As a subsequent Reuter’s story reported,
Vilnai's spokesman said: ‘Mr. Vilnai was meaning “disaster”. He did not mean to make any allusion to the genocide.’ Israel's Foreign Ministry spokesman, Arye Mekel, added: ‘Deputy Defence Minister Matan Vilnai used the Hebrew phrase that included the term 'shoah' in Hebrew in the sense of a disaster or a catastrophe, and not in the sense of a holocaust.’
But this grotesque mistranslation has given Hamas a propaganda gift which they lost no time exploiting:
Hamas official Sami Abu Zuhri said of Vilnai's comments: ‘We are facing new Nazis who want to kill and burn the Palestinian people.’
At a time when the rockets continue to rain down on the southern Negev and Israel is being forced to contemplate stepping up its incursions into Gaza because of the truly genocidal assault upon its citizens by Hamas, such a mistranslation is more than an unfortunate slip. In the present explosive atmosphere, it can lead directly to an enormous escalation of violence by the Palestinians.

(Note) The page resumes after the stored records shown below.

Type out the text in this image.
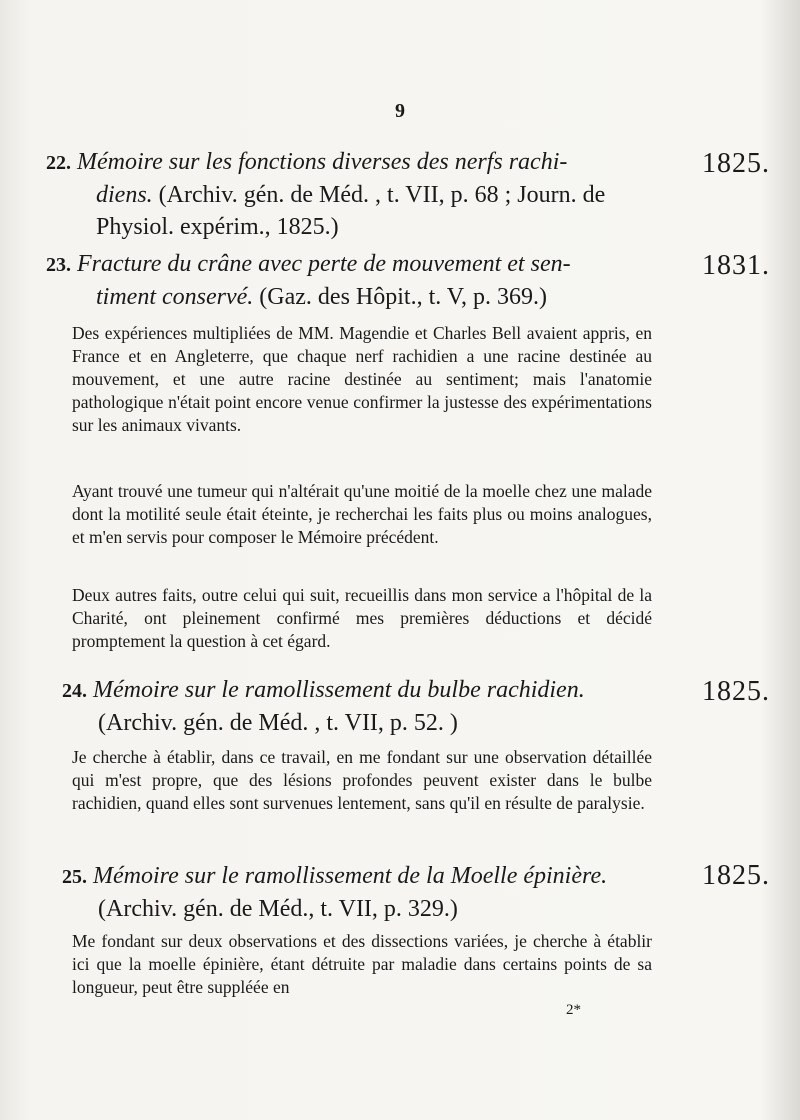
9
22. Mémoire sur les fonctions diverses des nerfs rachi-
diens. (Archiv. gén. de Méd. , t. VII, p. 68 ; Journ. de
Physiol. expérim., 1825.)
1825.
23. Fracture du crâne avec perte de mouvement et sen-
timent conservé. (Gaz. des Hôpit., t. V, p. 369.)
1831.
Des expériences multipliées de MM. Magendie et Charles Bell avaient appris, en France et en Angleterre, que chaque nerf rachidien a une racine destinée au mouvement, et une autre racine destinée au sentiment; mais l'anatomie pathologique n'était point encore venue confirmer la justesse des expérimentations sur les animaux vivants.
Ayant trouvé une tumeur qui n'altérait qu'une moitié de la moelle chez une malade dont la motilité seule était éteinte, je recherchai les faits plus ou moins analogues, et m'en servis pour composer le Mémoire précédent.
Deux autres faits, outre celui qui suit, recueillis dans mon service a l'hôpital de la Charité, ont pleinement confirmé mes premières déductions et décidé promptement la question à cet égard.
24. Mémoire sur le ramollissement du bulbe rachidien.
(Archiv. gén. de Méd. , t. VII, p. 52. )
1825.
Je cherche à établir, dans ce travail, en me fondant sur une observation détaillée qui m'est propre, que des lésions profondes peuvent exister dans le bulbe rachidien, quand elles sont survenues lentement, sans qu'il en résulte de paralysie.
25. Mémoire sur le ramollissement de la Moelle épinière.
(Archiv. gén. de Méd., t. VII, p. 329.)
1825.
Me fondant sur deux observations et des dissections variées, je cherche à établir ici que la moelle épinière, étant détruite par maladie dans certains points de sa longueur, peut être suppléée en
2*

It is not enough for Reuters to try to cover its backside in subsequent stories. It must issue an explicit retraction, and so must the BBC. Instantly.


Flavia said...

Don't hold your breath waiting for Al-Reuters or the Bull---- Broadcasting Company to ever do anything half so honest - they printed what they did on purpose in the first place!!

Dust Dreams said...

"Shoah" DOES mean what you in english usually call holocaust (greek word.) shoah USED to mean "calamity" (it's a biblical word), but after the 1940s it has come to mean "the holocaust" and everyone in israel knows that. what a disgrace.

Adam Holland said...

"dust dreams":

You're wrong. Let me quote from Ami Isseroff's blog:

Friday, February 29, 2008
Reuters Holocaust Shoah

[Feb. 29] Reuters news service either deliberately or by accident mistranslated remarks by Israeli Deputy Defense Minister Matan Vilnai. Because it involved the omnipotent word "Holocaust," this triggered an international news libel against Israel.

Vilnai said:

"As the Qassam rocket fire [on Israeli civilians] intensifies and increases its range, the Palestinians are bringing upon themselves a bigger catastrophe because we will use all our might to defend ourselves."

In Hebrew, he had said, "Yamitu al azmam shoah gdolah yoter." That means, "Will bring upon themselves a greater disaster. Reuven Alcalay's English Hebrew dictionary lists catastrophe, ruin or destruction among the most frequent meanings of "shoah." It also means "pit" or "abyss." "Hashoah," with the definite article, means "the Holocaust." That was not what Vilnai said. The phrase is a Hebrew cliche of common officialese. "Holocaust" means the destruction of European Jewry. It literally means a whole animal offered as burnt offering. It cannot be greater or lesser, because in Hebrew at least, Ha Shoah can only refer to that one event. Genocide of other peoples is generally referred to as "Rezach Am" - a literal translation meaning "murder of a people."

World Media were quick to accuse Israel of plotting genocide against the Palestinians, without bothering to check the meaning of the phrase with the source.

British newsmedia and Reuters, were particularly energetic:

Reuters: Israel minister warns Palestinians of "shoah"
The BBC: Israel warns of Gaza 'holocaust'
The Guardian: Israeli minister warns of Palestinian 'holocaust'
The Times (of London): Israel threatens to unleash 'holocaust' in Gaza

Another blood libel has been created, and it won't go away so easily.

Beaman said...

Reuters and the BBC have disgraced themselves, that is certain. Israel needs to boost their International PR especially in Europe and America. Like 'Al Jazeera English' now beams across the Western World, so should an Israeli equivalent, because most journalists over here don't give a damn for facts. Not when it comes to Israel at any rate.